Sanhuang Xiexin Decoction Ameliorates TNBC By Modulating JAK2-STAT3 and Lipid Metabolism.

Objective: To investigate the therapeutic effect of Sanhuang Xiexin Decoction (SXD) on triple-negative breast cancer (TNBC) in mice and its underlying mechanism.

Methods: The high-performance liquid chromatography (HPLC) was used to quantitate and qualify SXD. A total of 15 female BALB/c mice were inoculated subcutaneously on the right hypogastrium with 3×10 of 4T1-Luc cells to establish TNBC mouse model. All mice were divided randomly into 3 groups, including phosphate buffered solution (PBS), SXD and doxorubicin (DOX) groups (positive drug). Additionally, tumor growth, pathological changes, serum lipid profiles, expression of Janus kinase 2 (JAK2)-signal transducer and activator of transcription 3 (STAT3) signaling pathway and its key targets including inflammatory factors, cell cycle and epithelial-mesenchymal transition (EMT) markers were investigated. Besides, the biosafety of SXD was also evaluated in mice.

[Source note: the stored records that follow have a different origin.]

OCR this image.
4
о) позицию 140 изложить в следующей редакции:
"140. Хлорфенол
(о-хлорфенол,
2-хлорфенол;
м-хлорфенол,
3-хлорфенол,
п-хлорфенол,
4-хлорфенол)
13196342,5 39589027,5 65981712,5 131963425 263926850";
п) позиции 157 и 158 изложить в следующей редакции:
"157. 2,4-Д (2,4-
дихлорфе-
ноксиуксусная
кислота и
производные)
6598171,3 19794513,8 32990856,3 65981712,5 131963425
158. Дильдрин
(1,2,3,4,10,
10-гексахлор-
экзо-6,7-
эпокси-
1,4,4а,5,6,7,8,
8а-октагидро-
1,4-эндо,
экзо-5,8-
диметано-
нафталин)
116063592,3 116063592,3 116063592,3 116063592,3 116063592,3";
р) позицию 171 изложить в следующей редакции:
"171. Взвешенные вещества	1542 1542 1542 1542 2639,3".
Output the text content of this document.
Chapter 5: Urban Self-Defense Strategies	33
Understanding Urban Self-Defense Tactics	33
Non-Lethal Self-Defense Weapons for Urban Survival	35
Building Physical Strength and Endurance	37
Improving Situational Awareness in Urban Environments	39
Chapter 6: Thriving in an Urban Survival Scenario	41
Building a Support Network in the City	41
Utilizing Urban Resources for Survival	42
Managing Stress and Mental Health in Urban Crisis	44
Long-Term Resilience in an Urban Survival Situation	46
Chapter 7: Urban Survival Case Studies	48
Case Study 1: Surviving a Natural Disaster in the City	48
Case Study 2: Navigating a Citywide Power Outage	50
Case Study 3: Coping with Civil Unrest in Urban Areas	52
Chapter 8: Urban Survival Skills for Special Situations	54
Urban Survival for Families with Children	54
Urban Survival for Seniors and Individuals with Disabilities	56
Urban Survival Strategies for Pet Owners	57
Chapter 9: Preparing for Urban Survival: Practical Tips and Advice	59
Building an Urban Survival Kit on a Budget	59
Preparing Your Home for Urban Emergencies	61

Results: Rhein, coptisine, berberine hydrochloride and baicalin were all found in SXD, and the concentrations of these 4 components were 0.57, 2.61, 2.93, and 46.04 mg/g, respectively. The mouse experiment showed that SXD could notably suppress the development of tumors and reduce the density of tumor cells (P<0.01). The serum lipid analysis and Oil-Red-O staining both showed the differences, SXD group exhibited higher serum adiponectin and HDL-C levels with lower TC and LDL-C levels compared to the PBS and DOX groups (P<0.05 or P<0.01), respectively. SXD also decreased the levels of phospho-JAK2 (p-JAK2), phospho-STAT3 (p-STAT3) expressions and its downstream factors, including mostly inflammatory cytokine, EMT markers, S phase of tumor cells and vascular endothelial growth factor (VEGF) expression (P<0.05 or P<0.01), respectively. The biosafety assessment of SXD revealed low levels of toxicity in mice.

Conclusion: SXD could inhibit TNBC by suppressing JAK2-STAT3 phosphorylation which may be associated with modulation of lipid metabolism.